Il faut une législation nationale et internationale rigoureuse mais aussi respectueuse des us et coutumes des pays d'origines. Il faut dans la mesure des moyens possibles avoir des garanties de l'adoptabilité réelle des enfants. Il faut aussi des balises pour que le désir d'enfant ne devienne pas pour certains parents la quête insensée de l'enfant à tout prix, même celui d'arracher un enfant à son parent ou à son pays.

Il faut des intervenants qui évaluent mais aussi accompagnent et outillent les futurs parents pour qu'ils aient des attentes réalistes. Il faut faire en sorte que les parents adoptants soient des partenaires actifs, consultés et co-responsables dans le processus d'adoption. Il faut des acteurs qui se parlent et qui se respectent dans leurs différents points de vue pour que ces points de vue soient complémentaires et non conflictuels.

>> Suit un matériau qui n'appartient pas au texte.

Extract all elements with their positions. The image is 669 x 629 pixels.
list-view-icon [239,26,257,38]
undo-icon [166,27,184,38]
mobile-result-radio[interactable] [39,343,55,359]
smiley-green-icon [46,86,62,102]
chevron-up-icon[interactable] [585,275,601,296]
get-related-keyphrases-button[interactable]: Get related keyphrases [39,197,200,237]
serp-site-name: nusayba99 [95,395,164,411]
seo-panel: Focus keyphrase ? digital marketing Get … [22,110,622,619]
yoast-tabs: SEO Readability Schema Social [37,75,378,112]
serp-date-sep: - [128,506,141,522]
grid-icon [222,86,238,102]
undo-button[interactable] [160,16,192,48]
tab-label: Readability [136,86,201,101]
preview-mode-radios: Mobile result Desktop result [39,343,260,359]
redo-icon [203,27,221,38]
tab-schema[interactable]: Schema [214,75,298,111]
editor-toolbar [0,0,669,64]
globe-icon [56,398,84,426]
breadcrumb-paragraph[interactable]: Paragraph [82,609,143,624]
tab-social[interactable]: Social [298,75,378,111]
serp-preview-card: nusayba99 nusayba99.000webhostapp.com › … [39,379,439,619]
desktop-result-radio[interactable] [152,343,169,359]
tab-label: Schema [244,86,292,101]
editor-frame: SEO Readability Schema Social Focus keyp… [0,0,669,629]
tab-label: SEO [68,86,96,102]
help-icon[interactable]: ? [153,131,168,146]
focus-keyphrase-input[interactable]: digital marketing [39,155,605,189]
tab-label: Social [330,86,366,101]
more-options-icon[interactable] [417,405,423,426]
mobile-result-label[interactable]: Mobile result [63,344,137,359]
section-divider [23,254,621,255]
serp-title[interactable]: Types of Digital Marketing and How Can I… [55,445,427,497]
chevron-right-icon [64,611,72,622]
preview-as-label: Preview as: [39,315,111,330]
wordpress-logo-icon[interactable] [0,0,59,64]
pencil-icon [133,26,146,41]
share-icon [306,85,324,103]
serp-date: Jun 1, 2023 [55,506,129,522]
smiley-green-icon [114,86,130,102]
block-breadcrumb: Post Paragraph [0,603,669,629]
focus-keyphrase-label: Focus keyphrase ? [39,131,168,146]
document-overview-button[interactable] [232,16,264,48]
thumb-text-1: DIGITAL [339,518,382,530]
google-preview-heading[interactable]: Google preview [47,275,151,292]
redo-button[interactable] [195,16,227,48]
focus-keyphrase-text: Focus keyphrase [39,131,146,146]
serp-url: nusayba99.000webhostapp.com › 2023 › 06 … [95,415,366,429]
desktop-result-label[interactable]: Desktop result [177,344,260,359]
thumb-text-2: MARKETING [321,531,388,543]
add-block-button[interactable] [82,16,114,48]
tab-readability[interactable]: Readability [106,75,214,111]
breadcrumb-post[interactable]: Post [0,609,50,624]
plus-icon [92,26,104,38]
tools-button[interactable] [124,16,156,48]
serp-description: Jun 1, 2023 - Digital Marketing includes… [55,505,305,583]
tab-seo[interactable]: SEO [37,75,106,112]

Il faut un regard collectif de compassion et de réalisme autant envers les enfants, que les parents adoptants, les parents de naissance et leur pays. Pour ce faire, tous les acteurs doivent s'entendre sur des valeurs communes tel que:

  • L'intérêt supérieur de l'enfant.
  • L'enfant a le droit d'avoir une famille et non l'inverse.
  • Croire au potentiel de chaque être humain.
  • Tous naissent égaux.
  • Les liens de sang ne créent pas une famille.
  • Toute personne a le droit de connaître et d'être fière de ses origines.
  • Pour aimer un enfant, il faut aussi aimer et connaître son pays et respecter sa culture.
  • Accepter que le risque fasse partie intégrante du cheminement de la vie.
  • L'ouverture et le respect des différences.
  • La culpabilité et l'impuissance paralysent, la responsabilité libère.

C'est en ayant des valeurs communes que chaque société ou pays peut créer ses propres procédures et façons de faire. C'est en ayant de valeurs communes qu'il est possible de trouver:

Comment faire en sorte que l'enfant soit accueilli dans une famille et une société qui lui donnera des racines et des ailes.

Comment le faire de façon humaine et éthique.

Comment garantir à l'enfant un projet de vie dans son intérêt.

Comment développer une concertation accrue des différents acteurs dans l'intérêt de l'enfant.

Voilà tout juste un aperçu des grands enjeux de l'adoption internationale.

Johanne Lemieux
travailleuse sociale
Centre de santé et CLSC Paul-Gilbert
418-839-3511
Adapté d'une conférence donnée lors de l'ouverture du
Forum sur l'adoption internationale,
20 novembre 1999
Louvain La Neuve, Belgique

  1. Des racines et des ailes: traduction d'un poème américain repris par la revue «Roots and Wings», trimestriel sur l'adoption.